Journalist Ahmed Gamal Ziada on father’s arrest: What’s happening with my father is a crackdown on journalists
Gamal Ziada, the father of journalist Ahmed Gamal Ziada, is currently being held in detention facilities pending investigation into false news charges.
Mamdouh Gamal, Ziada’s lawyer, told Mada Masr that the State Security Prosecution issued an order for him to be detained for 15 days on Wednesday.
“What’s happening with my father is a crackdown on journalists and their work,” said Ahmed Gamal Ziada in a post published on his personal Facebook page, condemning the authorities for targeting his family as retribution for his professional activity.
Rights organizations have documented a number of cases over recent years in which relatives of politically engaged activists, academics and media figures — especially those residing abroad — have been targeted by security authorities in relation to their family members’ work.
Though his father runs a clothing workshop and only owns a personal social media account with a small number of friends and family, he is being investigated for the misuse of social media, spreading false news and joining a banned organization, according to Ahmed Ziada.
“My father has never participated in any partisan or political work,” he said.
Authorities nevertheless arrested Ziada on August 22, according to lawyer Mamdouh Gamal, who said Ahmed’s sister saw security forces dressed in civilian clothes exit two microbuses and arrest her father.

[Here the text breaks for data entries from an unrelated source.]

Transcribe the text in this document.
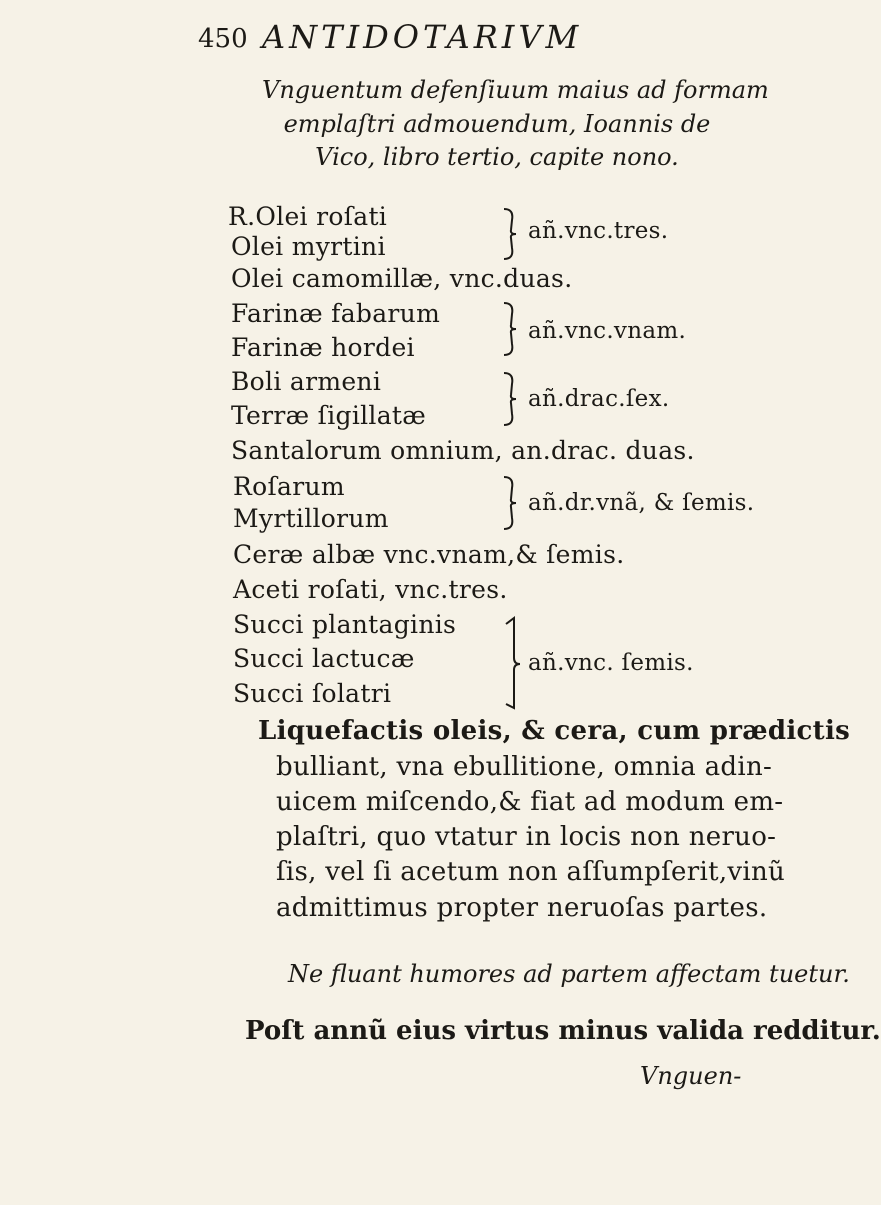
450 ANTIDOTARIVM
Vnguentum defenſiuum maius ad formam
emplaſtri admouendum, Ioannis de
Vico, libro tertio, capite nono.
R.Olei roſati
Olei myrtini
Olei camomillæ, vnc.duas.
Farinæ fabarum
Farinæ hordei
Boli armeni
Terræ ſigillatæ
Santalorum omnium, an.drac. duas.
Roſarum
Myrtillorum
Ceræ albæ vnc.vnam,& ſemis.
Aceti roſati, vnc.tres.
Succi plantaginis
Succi lactucæ
Succi ſolatri
añ.vnc.tres.
añ.vnc.vnam.
añ.drac.ſex.
añ.dr.vnã, & ſemis.
añ.vnc. ſemis.
Liquefactis oleis, & cera, cum prædictis
bulliant, vna ebullitione, omnia adin-
uicem miſcendo,& fiat ad modum em-
plaſtri, quo vtatur in locis non neruo-
ſis, vel ſi acetum non aſſumpſerit,vinũ
admittimus propter neruoſas partes.
Ne fluant humores ad partem affectam tuetur.
Poſt annũ eius virtus minus valida redditur.
Vnguen-
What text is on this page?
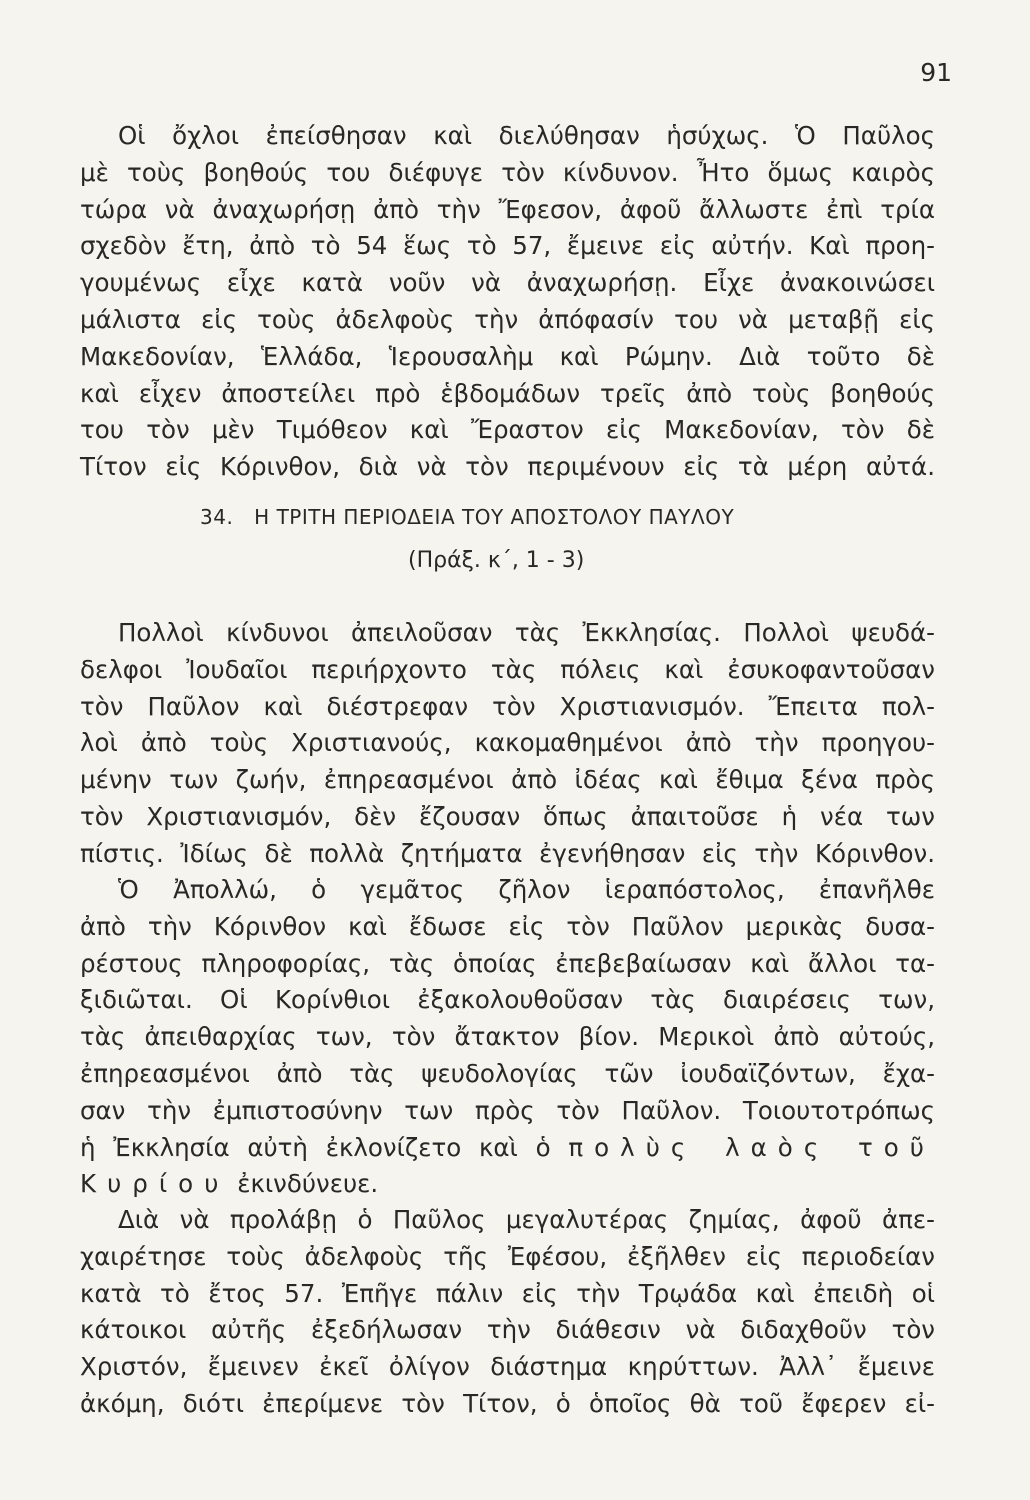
91
Οἱ ὄχλοι ἐπείσθησαν καὶ διελύθησαν ἡσύχως. Ὁ Παῦλος
μὲ τοὺς βοηθούς του διέφυγε τὸν κίνδυνον. Ἦτο ὅμως καιρὸς
τώρα νὰ ἀναχωρήσῃ ἀπὸ τὴν Ἔφεσον, ἀφοῦ ἄλλωστε ἐπὶ τρία
σχεδὸν ἔτη, ἀπὸ τὸ 54 ἕως τὸ 57, ἔμεινε εἰς αὐτήν. Καὶ προη-
γουμένως εἶχε κατὰ νοῦν νὰ ἀναχωρήσῃ. Εἶχε ἀνακοινώσει
μάλιστα εἰς τοὺς ἀδελφοὺς τὴν ἀπόφασίν του νὰ μεταβῇ εἰς
Μακεδονίαν, Ἑλλάδα, Ἱερουσαλὴμ καὶ Ρώμην. Διὰ τοῦτο δὲ
καὶ εἶχεν ἀποστείλει πρὸ ἑβδομάδων τρεῖς ἀπὸ τοὺς βοηθούς
του τὸν μὲν Τιμόθεον καὶ Ἔραστον εἰς Μακεδονίαν, τὸν δὲ
Τίτον εἰς Κόρινθον, διὰ νὰ τὸν περιμένουν εἰς τὰ μέρη αὐτά.
34. Η ΤΡΙΤΗ ΠΕΡΙΟΔΕΙΑ ΤΟΥ ΑΠΟΣΤΟΛΟΥ ΠΑΥΛΟΥ
(Πράξ. κ΄, 1 - 3)
Πολλοὶ κίνδυνοι ἀπειλοῦσαν τὰς Ἐκκλησίας. Πολλοὶ ψευδά-
δελφοι Ἰουδαῖοι περιήρχοντο τὰς πόλεις καὶ ἐσυκοφαντοῦσαν
τὸν Παῦλον καὶ διέστρεφαν τὸν Χριστιανισμόν. Ἔπειτα πολ-
λοὶ ἀπὸ τοὺς Χριστιανούς, κακομαθημένοι ἀπὸ τὴν προηγου-
μένην των ζωήν, ἐπηρεασμένοι ἀπὸ ἰδέας καὶ ἔθιμα ξένα πρὸς
τὸν Χριστιανισμόν, δὲν ἔζουσαν ὅπως ἀπαιτοῦσε ἡ νέα των
πίστις. Ἰδίως δὲ πολλὰ ζητήματα ἐγενήθησαν εἰς τὴν Κόρινθον.
Ὁ Ἀπολλώ, ὁ γεμᾶτος ζῆλον ἱεραπόστολος, ἐπανῆλθε
ἀπὸ τὴν Κόρινθον καὶ ἔδωσε εἰς τὸν Παῦλον μερικὰς δυσα-
ρέστους πληροφορίας, τὰς ὁποίας ἐπεβεβαίωσαν καὶ ἄλλοι τα-
ξιδιῶται. Οἱ Κορίνθιοι ἐξακολουθοῦσαν τὰς διαιρέσεις των,
τὰς ἀπειθαρχίας των, τὸν ἄτακτον βίον. Μερικοὶ ἀπὸ αὐτούς,
ἐπηρεασμένοι ἀπὸ τὰς ψευδολογίας τῶν ἰουδαϊζόντων, ἔχα-
σαν τὴν ἐμπιστοσύνην των πρὸς τὸν Παῦλον. Τοιουτοτρόπως
ἡ Ἐκκλησία αὐτὴ ἐκλονίζετο καὶ ὁ πολὺς λαὸς τοῦ
Κυρίου ἐκινδύνευε.
Διὰ νὰ προλάβῃ ὁ Παῦλος μεγαλυτέρας ζημίας, ἀφοῦ ἀπε-
χαιρέτησε τοὺς ἀδελφοὺς τῆς Ἐφέσου, ἐξῆλθεν εἰς περιοδείαν
κατὰ τὸ ἔτος 57. Ἐπῆγε πάλιν εἰς τὴν Τρῳάδα καὶ ἐπειδὴ οἱ
κάτοικοι αὐτῆς ἐξεδήλωσαν τὴν διάθεσιν νὰ διδαχθοῦν τὸν
Χριστόν, ἔμεινεν ἐκεῖ ὀλίγον διάστημα κηρύττων. Ἀλλ᾽ ἔμεινε
ἀκόμη, διότι ἐπερίμενε τὸν Τίτον, ὁ ὁποῖος θὰ τοῦ ἔφερεν εἰ-
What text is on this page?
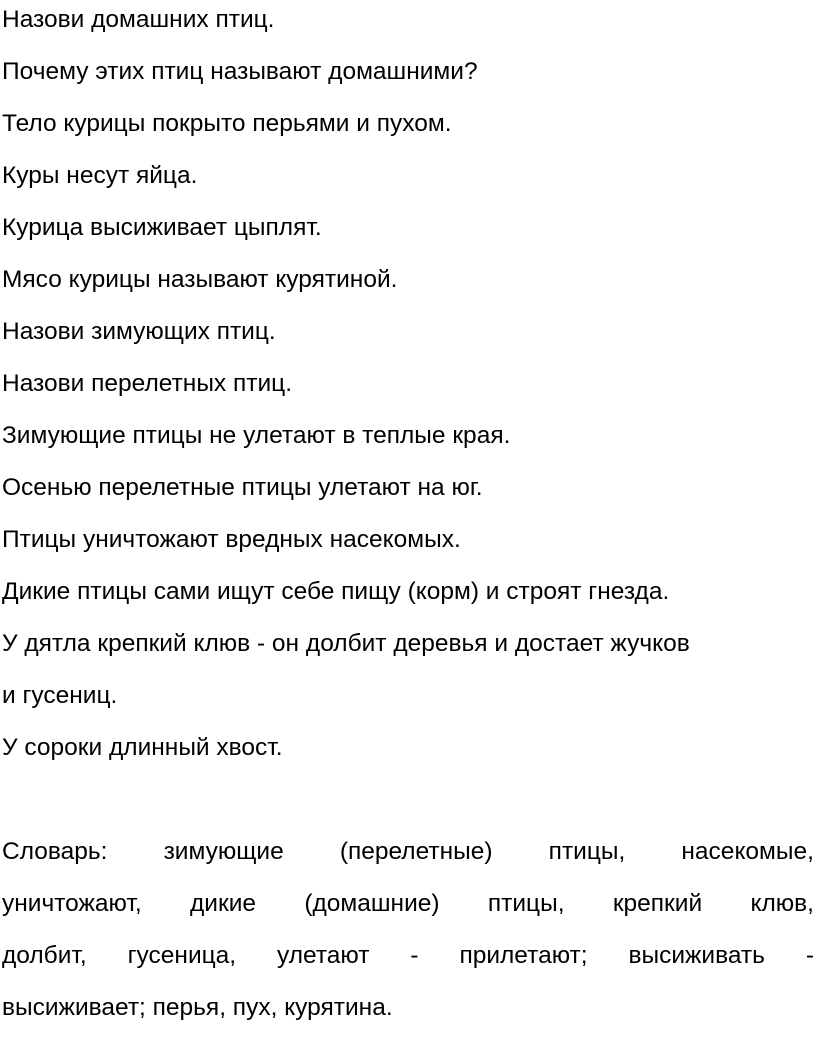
Назови домашних птиц.
Почему этих птиц называют домашними?
Тело курицы покрыто перьями и пухом.
Куры несут яйца.
Курица высиживает цыплят.
Мясо курицы называют курятиной.
Назови зимующих птиц.
Назови перелетных птиц.
Зимующие птицы не улетают в теплые края.
Осенью перелетные птицы улетают на юг.
Птицы уничтожают вредных насекомых.
Дикие птицы сами ищут себе пищу (корм) и строят гнезда.
У дятла крепкий клюв - он долбит деревья и достает жучков
и гусениц.
У сороки длинный хвост.
Словарь: зимующие (перелетные) птицы, насекомые,
уничтожают, дикие (домашние) птицы, крепкий клюв,
долбит, гусеница, улетают - прилетают; высиживать -
высиживает; перья, пух, курятина.
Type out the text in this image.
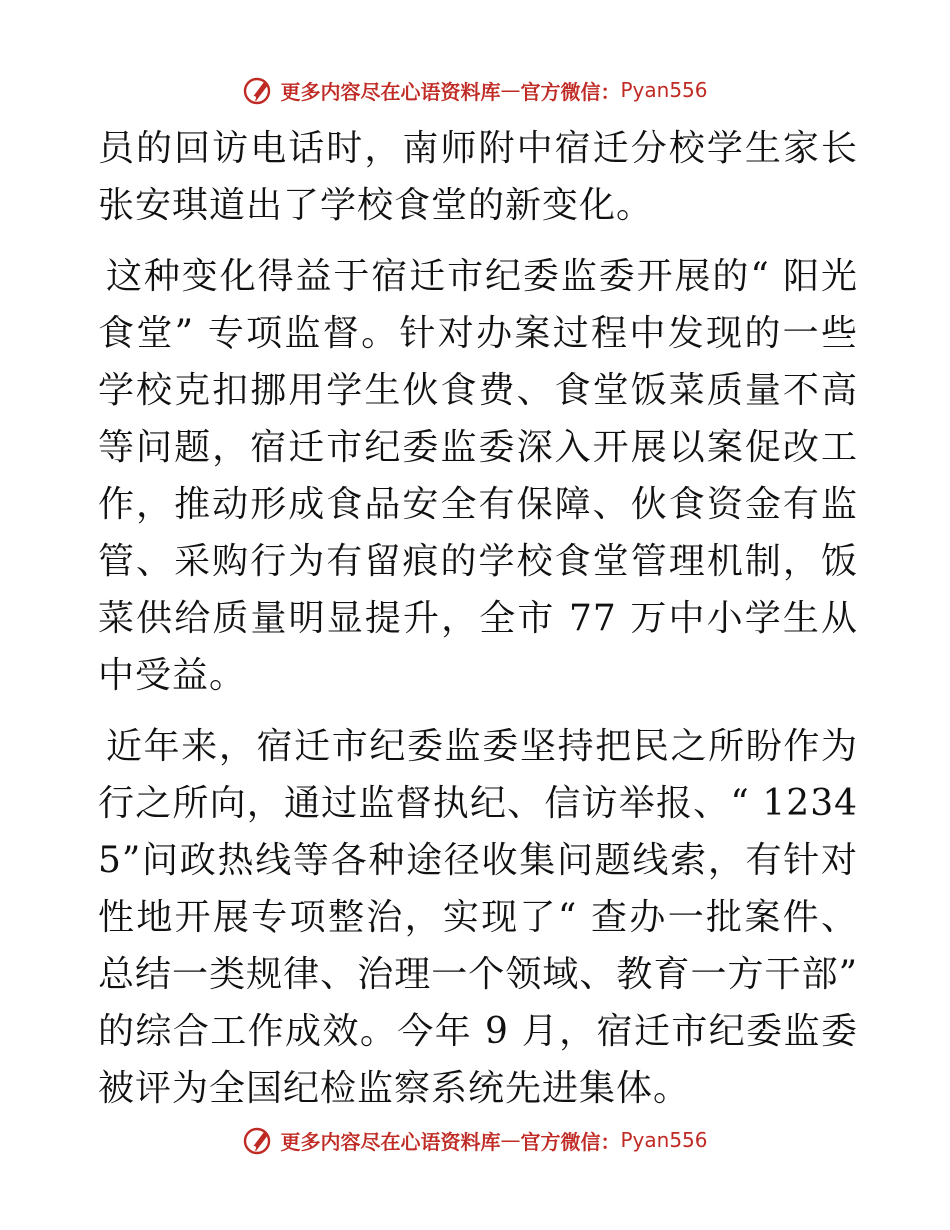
更多内容尽在心语资料库 — 官方微信： Pyan556

员的回访电话时，南师附中宿迁分校学生家长张安琪道出了学校食堂的新变化。

这种变化得益于宿迁市纪委监委开展的“ 阳光食堂” 专项监督。针对办案过程中发现的一些学校克扣挪用学生伙食费、食堂饭菜质量不高等问题，宿迁市纪委监委深入开展以案促改工作，推动形成食品安全有保障、伙食资金有监管、采购行为有留痕的学校食堂管理机制，饭菜供给质量明显提升，全市 77 万中小学生从中受益。

近年来，宿迁市纪委监委坚持把民之所盼作为行之所向，通过监督执纪、信访举报、“ 12345”问政热线等各种途径收集问题线索，有针对性地开展专项整治，实现了“ 查办一批案件、总结一类规律、治理一个领域、教育一方干部” 的综合工作成效。今年 9 月，宿迁市纪委监委被评为全国纪检监察系统先进集体。

更多内容尽在心语资料库 — 官方微信： Pyan556
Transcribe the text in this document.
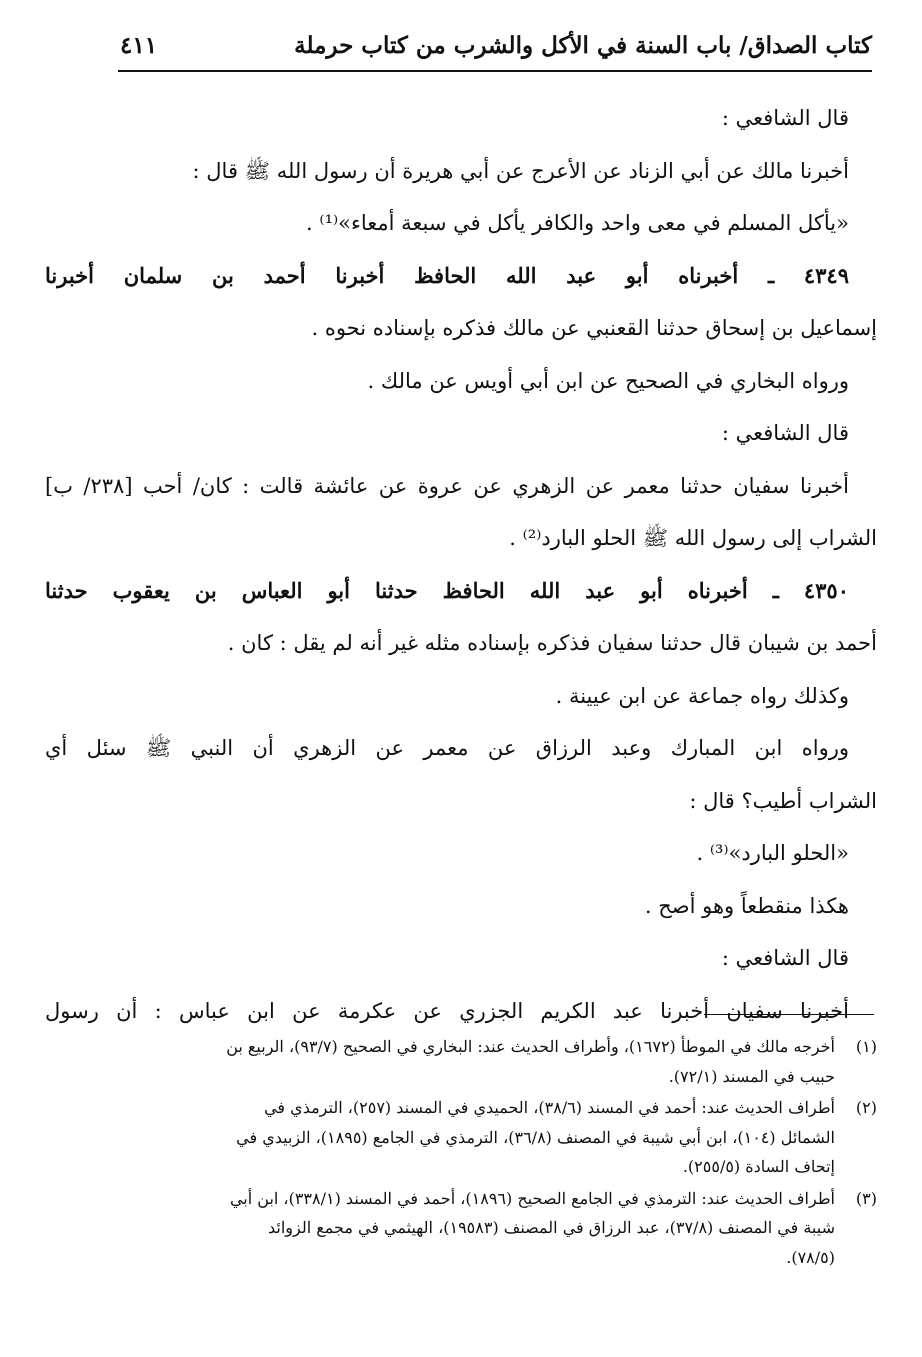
كتاب الصداق/ باب السنة في الأكل والشرب من كتاب حرملة
٤١١
قال الشافعي :
أخبرنا مالك عن أبي الزناد عن الأعرج عن أبي هريرة أن رسول الله ﷺ قال :
«يأكل المسلم في معى واحد والكافر يأكل في سبعة أمعاء»⁽¹⁾ .
٤٣٤٩ ـ أخبرناه أبو عبد الله الحافظ أخبرنا أحمد بن سلمان أخبرنا
إسماعيل بن إسحاق حدثنا القعنبي عن مالك فذكره بإسناده نحوه .
ورواه البخاري في الصحيح عن ابن أبي أويس عن مالك .
قال الشافعي :
أخبرنا سفيان حدثنا معمر عن الزهري عن عروة عن عائشة قالت : كان/ أحب [٢٣٨/ ب]
الشراب إلى رسول الله ﷺ الحلو البارد⁽²⁾ .
٤٣٥٠ ـ أخبرناه أبو عبد الله الحافظ حدثنا أبو العباس بن يعقوب حدثنا
أحمد بن شيبان قال حدثنا سفيان فذكره بإسناده مثله غير أنه لم يقل : كان .
وكذلك رواه جماعة عن ابن عيينة .
ورواه ابن المبارك وعبد الرزاق عن معمر عن الزهري أن النبي ﷺ سئل أي
الشراب أطيب؟ قال :
«الحلو البارد»⁽³⁾ .
هكذا منقطعاً وهو أصح .
قال الشافعي :
أخبرنا سفيان أخبرنا عبد الكريم الجزري عن عكرمة عن ابن عباس : أن رسول
(١)
أخرجه مالك في الموطأ (١٦٧٢)، وأطراف الحديث عند: البخاري في الصحيح (٩٣/٧)، الربيع بن
حبيب في المسند (٧٢/١).
(٢)
أطراف الحديث عند: أحمد في المسند (٣٨/٦)، الحميدي في المسند (٢٥٧)، الترمذي في
الشمائل (١٠٤)، ابن أبي شيبة في المصنف (٣٦/٨)، الترمذي في الجامع (١٨٩٥)، الزبيدي في
إتحاف السادة (٢٥٥/٥).
(٣)
أطراف الحديث عند: الترمذي في الجامع الصحيح (١٨٩٦)، أحمد في المسند (٣٣٨/١)، ابن أبي
شيبة في المصنف (٣٧/٨)، عبد الرزاق في المصنف (١٩٥٨٣)، الهيثمي في مجمع الزوائد
(٧٨/٥).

“He’s a 65-year-old man who suffers from chronic illnesses in the bones, especially his feet. He cannot bear detention,” said Gamal.
According to his family, who spoke with the Swiss-based human rights association Committee for Justice, Ziada was questioned by the National Security Agency about “his journalist son’s activities.”
Ahmed Gamal Ziada has undergone detention and other security restrictions as well in relation to his politics and his writing. He was arrested in 2013 while covering clashes between Al-Azhar University students and security forces and was held in remand pending investigation for over 500 days — long beyond the legal limit on the duration of detention without trial for the most serious charges. He was acquitted in April 2015.
Ahmed was arrested again at Cairo International Airport after returning from Tunisia in 2019 and was questioned on “spreading false news” charges before the prosecution released him on LE10,000 bail in the same year. He subsequently traveled to Belgium to study international relations and political science at the Vrije Universiteit Brussel.
A number of instances in which security authorities have targeted the families of activists based abroad have been documented since August 2020.“Authorities try to intimidate critics with unlawful home raids, arbitrary arrests, enforced disappearances and prolonged detention of family members without trial or charges,” said Human Rights Watch in February 2021, noting security harassment faced by the families of US-based activist Mohamed Soltan, Germany-based academic Taqadum al-Khatib, UK-based activist Mona al-Shazly, and Turkey-based opposition TV presenter Hesham Abdallah, among others.